Krishna em O Mahabharata [trad. Jean-Claude Carrière]

"Resiste ao que resiste em ti.
Sê tu mesmo"

sábado, 17 de janeiro de 2009

obrigada deus


por essa sequencia coreografada de eventos. conversas. eventos dentro de mim. entendimentos.


primeiro ele que mora no mato e diz que somos luz, que a paz está dentro, que o corpo é só encarnação da energia, do espírito, que somos o universo, que no mar não há gotas, que é preciso estar só e olhar para dentro de si, que a cidade é um monstro onde é muito difícil olhar para dentro de si em meio a toda a perturbação das placas e da mentes, que depois de olhar para dentro de si é preciso olhar para fora e olhar, olhar muito, e também fazer escolhas.

depois ela, que fala da terra, dos pés na terra, da luz da lua, de estar lá e entender dentro de si, de que cada um tem que estar em sintonia com a natureza em que vive e que no fundo do poço tem mola.

então penso que o homem também é da natureza e que se a cidade veio do homem, ela também pode ser natureza, ela também pode ser bela, que ela não é um monstro a ser combatido e sim uma criatura a ser salva. a cidade também  será bela se o homem a fizer bela.

por fim entra a moça humilde e me fala das coisas da terra de quem viveu em cidade porque aí nasceu. fala do amor sincero por todas as coisas vivas, fala do homem enfeiando a cidade por ignorância, por falta de respeito pelo que existe. e fala de tudo com o sorriso nos olhos não de quem se abre para qualquer pessoa, mas de quem já está aberto para o mundo sem saber disso, e por isso justamente. e essa acaba sendo a que mais me toca, a que fala das coisas da cidade, da cidade que ela percebe e da cidade que ela gostaria.

e aí eu recupero um fio da meada que fora perdido há tempos. e explico a essa moça aquilo em que eu esquecera acreditar. e fico bem. de repente há lugar no mundo outra vez, de repente não estou mais só, de repente não tenho mais medo nem de ter medo.


eu entendo, ou procuro entender, tudo aquilo de que me falam. mas nem tudo que a gente entende vivencia. e justamente por isso somos diferentes e capazes de ocupar os diferentes lugares a serem ocupado no mundo.

quinta-feira, 15 de janeiro de 2009

pelô

gente demais circulando,
gente demais desejando,
gente demais não podendo,

gente demais abordando,
gente demais se esbarrando,
gente demais se temendo,

gente demais desfrutando,
gente demais se mostrando,
gente demais se escondendo.

se escondem como ele diz, por baixo dos óculos, atrás da janela, debaixo do guarda-sol.

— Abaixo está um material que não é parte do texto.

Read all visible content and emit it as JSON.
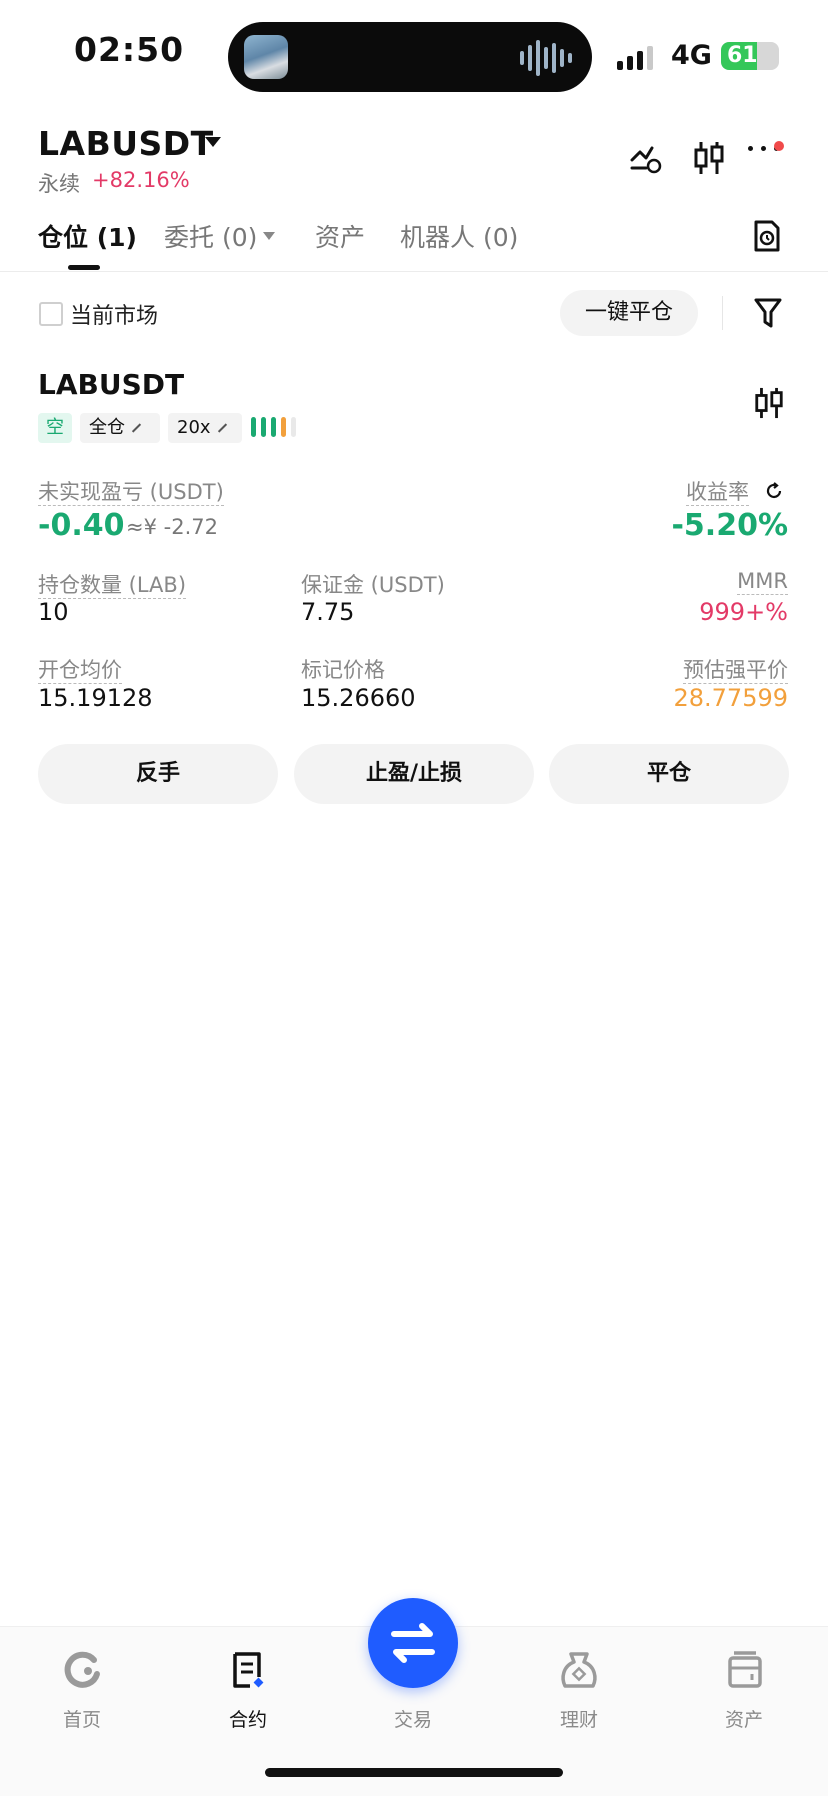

é pra gente se sentir culpado?


a gente às vezes quer fingir que não vê

a gente às vezes quer abrir o peito

a gente às vezes quer fumar e beber

a gente às vezes tem medo


é pra gente se sentir culpado?


medo do desconhecido; do que não se pode compreender nem aceitar; nem ignorar nem solucionar.

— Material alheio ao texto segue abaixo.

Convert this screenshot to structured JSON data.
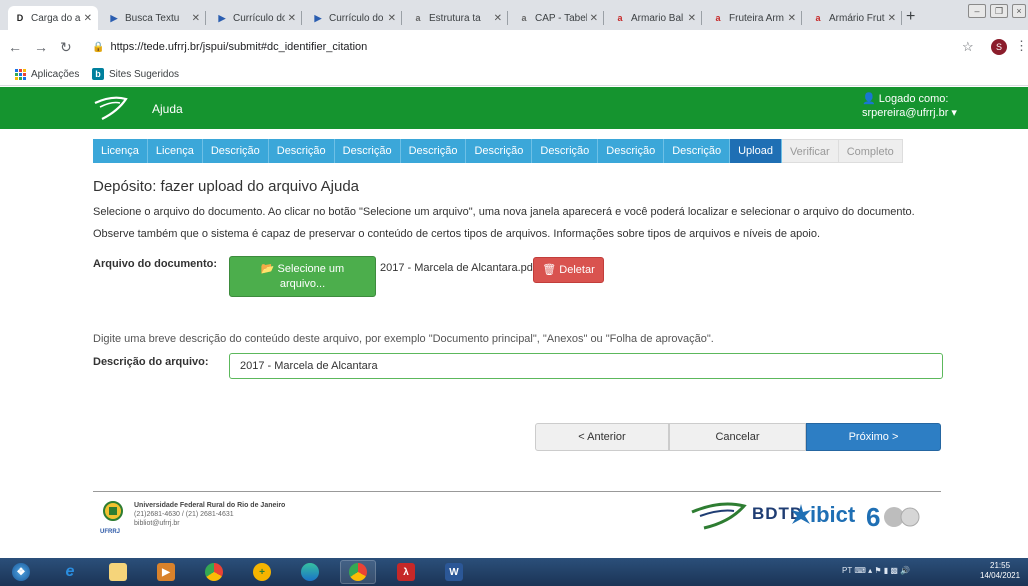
{
  "browser": {
    "tabs": [
      {
        "title": "Carga do ar",
        "favicon": "D",
        "fav_color": "#222"
      },
      {
        "title": "Busca Textu",
        "favicon": "▶",
        "fav_color": "#2a5db0"
      },
      {
        "title": "Currículo do",
        "favicon": "▶",
        "fav_color": "#2a5db0"
      },
      {
        "title": "Currículo do",
        "favicon": "▶",
        "fav_color": "#2a5db0"
      },
      {
        "title": "Estrutura ta",
        "favicon": "a",
        "fav_color": "#666"
      },
      {
        "title": "CAP - Tabel",
        "favicon": "a",
        "fav_color": "#666"
      },
      {
        "title": "Armario Bal",
        "favicon": "a",
        "fav_color": "#c62828"
      },
      {
        "title": "Fruteira Arm",
        "favicon": "a",
        "fav_color": "#c62828"
      },
      {
        "title": "Armário Frut",
        "favicon": "a",
        "fav_color": "#c62828"
      }
    ],
    "new_tab": "+",
    "url": "https://tede.ufrrj.br/jspui/submit#dc_identifier_citation",
    "profile_initial": "S",
    "bookmarks": [
      {
        "label": "Aplicações",
        "icon": "apps-grid-icon"
      },
      {
        "label": "Sites Sugeridos",
        "icon": "bing-icon"
      }
    ]
  },
  "header": {
    "site_name": "Ajuda",
    "logged_label": "Logado como:",
    "user": "srpereira@ufrrj.br"
  },
  "steps": [
    {
      "label": "Licença",
      "state": "done"
    },
    {
      "label": "Licença",
      "state": "done"
    },
    {
      "label": "Descrição",
      "state": "done"
    },
    {
      "label": "Descrição",
      "state": "done"
    },
    {
      "label": "Descrição",
      "state": "done"
    },
    {
      "label": "Descrição",
      "state": "done"
    },
    {
      "label": "Descrição",
      "state": "done"
    },
    {
      "label": "Descrição",
      "state": "done"
    },
    {
      "label": "Descrição",
      "state": "done"
    },
    {
      "label": "Descrição",
      "state": "done"
    },
    {
      "label": "Upload",
      "state": "current"
    },
    {
      "label": "Verificar",
      "state": "future"
    },
    {
      "label": "Completo",
      "state": "future"
    }
  ],
  "main": {
    "title": "Depósito: fazer upload do arquivo Ajuda",
    "intro1": "Selecione o arquivo do documento. Ao clicar no botão \"Selecione um arquivo\", uma nova janela aparecerá e você poderá localizar e selecionar o arquivo do documento.",
    "intro2": "Observe também que o sistema é capaz de preservar o conteúdo de certos tipos de arquivos. Informações sobre tipos de arquivos e níveis de apoio.",
    "file_label": "Arquivo do documento:",
    "select_line1": "Selecione um",
    "select_line2": "arquivo...",
    "file_name": "2017 - Marcela de Alcantara.pdf",
    "delete_label": "Deletar",
    "desc_hint": "Digite uma breve descrição do conteúdo deste arquivo, por exemplo \"Documento principal\", \"Anexos\" ou \"Folha de aprovação\".",
    "desc_label": "Descrição do arquivo:",
    "desc_value": "2017 - Marcela de Alcantara",
    "btn_prev": "< Anterior",
    "btn_cancel": "Cancelar",
    "btn_next": "Próximo >"
  },
  "footer": {
    "org": "Universidade Federal Rural do Rio de Janeiro",
    "phone": "(21)2681-4630 / (21) 2681-4631",
    "email": "bibliot@ufrrj.br",
    "logo_text": "UFRRJ",
    "bdtd": "BDTD",
    "ibict": "ibict"
  },
  "taskbar": {
    "lang": "PT",
    "time": "21:55",
    "date": "14/04/2021"
  }
}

eles vêm e vêm com eles os olhos e as bocas e os pedidos quase gemidos que são intimações. a história, as pedras, os sinos. a história lá no chão quente de pedra, as correntes e as barras nas janelas. o tempo todo eles vêm.


a gente quer entender o nosso lugar no mundo. e o nosso lugar diante disso, em relação a isso, em relação a todas as coisas. o nosso lugar em relação a esse lugar.

o que você leva?

o que você traz?

o que você divide?

o que você cobra?


ninguém tem mérito nem tem culpa de ter nascido em lugar nenhum. o que todo mundo tem é o mesmo direito de existir e de explorar essa existência com aquilo que o universo oferece. e o universo oferece igual pra todo mundo que nasce e existe. mas na hora em que alguém se convence de que merece mais, de que pode mais... o universo não se sobrepõe a nós, o universo não pune, o universo não tira. e nós que aqui estamos, e que há muito alteramos o curso das coisas, nós manipulamos o universo nos sobrepondo, punindo, tirando.

nós? reconhecer-se (assumir-se) nesse nós? envergonhar-se? sentir-se ridiculamente desorientado diante do jogo sendo jogado ali, a dois palmos, por todos os lados, ter que tomar parte nesse jogo ainda que pela recusa.


sentir medo, depois sentir curiosidade, depois sentir compaixão, depois sentir enjôo.


dessa vez não adianta fumar nem beber. escrever também de nada adianta. é preciso entender e assumir o lugar no mundo. e o lugar diante disso, em relação a isso, em relação a todas as coisas. o lugar em relação a este lugar.